Local politicians in Táchira’s Seboruco municipality who asked to remain anonymous told InSight Crime how during the 2021 regional elections, the ELN closed voting centers and ordered people to vote for the government candidate. Other politicians and journalists reported similar interference in Táchira by the ELN.

The support of these groups has a price. In exchange for colectivos ensuring votes, public officials reward them with resources and aid. For example, in the 23 de Enero neighborhood in Caracas, Mayor Carmen Meléndez rewarded colectivos that supported her 2021 campaign by building sports facilities and a community garden.

SEE ALSO: In Lara, Venezuela, Criminal ‘Colectivos’ Control Public Services

Many of the cases of electoral interference and violence reported this year have been attributed to individuals known to be pro-government, but whose membership in a specific armed group could not be confirmed. 

But InSight Crime’s research into electoral violence in Venezuela has shown that hybrid armed groups employed a similar approach in the 2021 regional and local elections. Colectivos used intimidation, repression, sabotage, and threats against opponents to minimize and dissuade their participation in elections. 
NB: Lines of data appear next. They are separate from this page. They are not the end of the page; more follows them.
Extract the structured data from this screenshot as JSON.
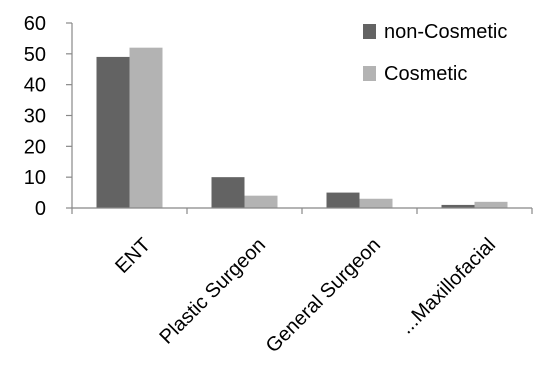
{
  "chart_data": {
    "type": "bar",
    "categories": [
      "ENT",
      "Plastic Surgeon",
      "General Surgeon",
      "...Maxillofacial"
    ],
    "series": [
      {
        "name": "non-Cosmetic",
        "values": [
          49,
          10,
          5,
          1
        ],
        "color": "#636363"
      },
      {
        "name": "Cosmetic",
        "values": [
          52,
          4,
          3,
          2
        ],
        "color": "#b3b3b3"
      }
    ],
    "ylim": [
      0,
      60
    ],
    "yticks": [
      0,
      10,
      20,
      30,
      40,
      50,
      60
    ],
    "grid": false,
    "legend_position": "top-right",
    "title": "",
    "xlabel": "",
    "ylabel": ""
  }
}
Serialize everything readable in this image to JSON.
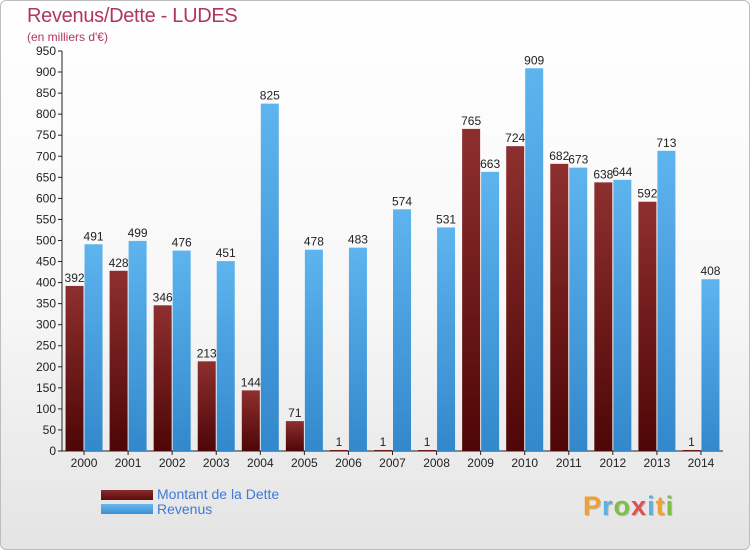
{
  "title": "Revenus/Dette - LUDES",
  "subtitle": "(en milliers d'€)",
  "colors": {
    "dette": "#6e1717",
    "revenus": "#4ba3e3",
    "title": "#b0365a",
    "legend_text": "#3f7ad8"
  },
  "legend": {
    "dette": "Montant de la Dette",
    "revenus": "Revenus"
  },
  "logo": {
    "text": "Proxiti",
    "letters": [
      "P",
      "r",
      "o",
      "x",
      "i",
      "t",
      "i"
    ],
    "colors": [
      "#f0a030",
      "#5ab0e0",
      "#7cc04a",
      "#e05050",
      "#5ab0e0",
      "#f0a030",
      "#7cc04a"
    ]
  },
  "chart_data": {
    "type": "bar",
    "title": "Revenus/Dette - LUDES",
    "subtitle": "(en milliers d'€)",
    "categories": [
      "2000",
      "2001",
      "2002",
      "2003",
      "2004",
      "2005",
      "2006",
      "2007",
      "2008",
      "2009",
      "2010",
      "2011",
      "2012",
      "2013",
      "2014"
    ],
    "series": [
      {
        "name": "Montant de la Dette",
        "values": [
          392,
          428,
          346,
          213,
          144,
          71,
          1,
          1,
          1,
          765,
          724,
          682,
          638,
          592,
          1
        ]
      },
      {
        "name": "Revenus",
        "values": [
          491,
          499,
          476,
          451,
          825,
          478,
          483,
          574,
          531,
          663,
          909,
          673,
          644,
          713,
          408
        ]
      }
    ],
    "ylim": [
      0,
      950
    ],
    "ytick_step": 50,
    "grid": false,
    "legend_position": "bottom-left"
  }
}
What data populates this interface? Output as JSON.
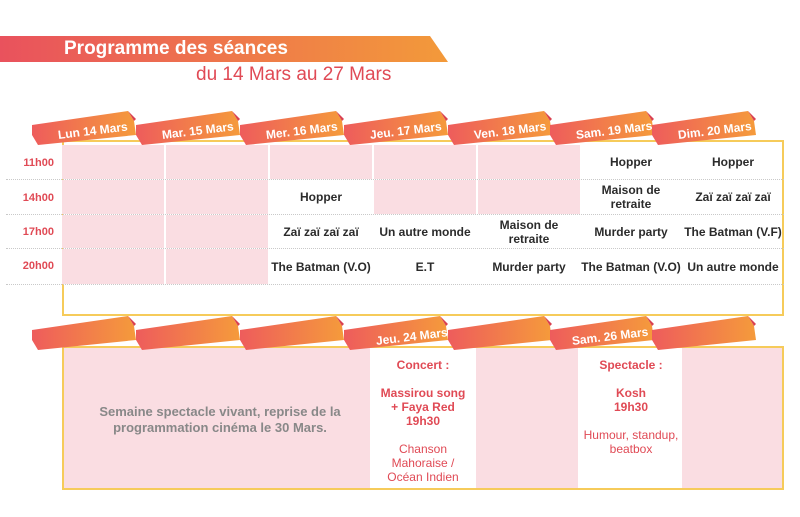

These groups also physically attacked opposition leaders and their supporters. Prominent incidents occurred in 2021 in the state of Zulia, where one person was killed, and in 2017 in Táchira, where two people died. “In times of elections and protests, the flow of money to colectivos increases,” a political scientist who asked to remain anonymous told InSight Crime. Between now and the 2024 elections, they added, we will likely see increased activity by colectivos seeking those funds.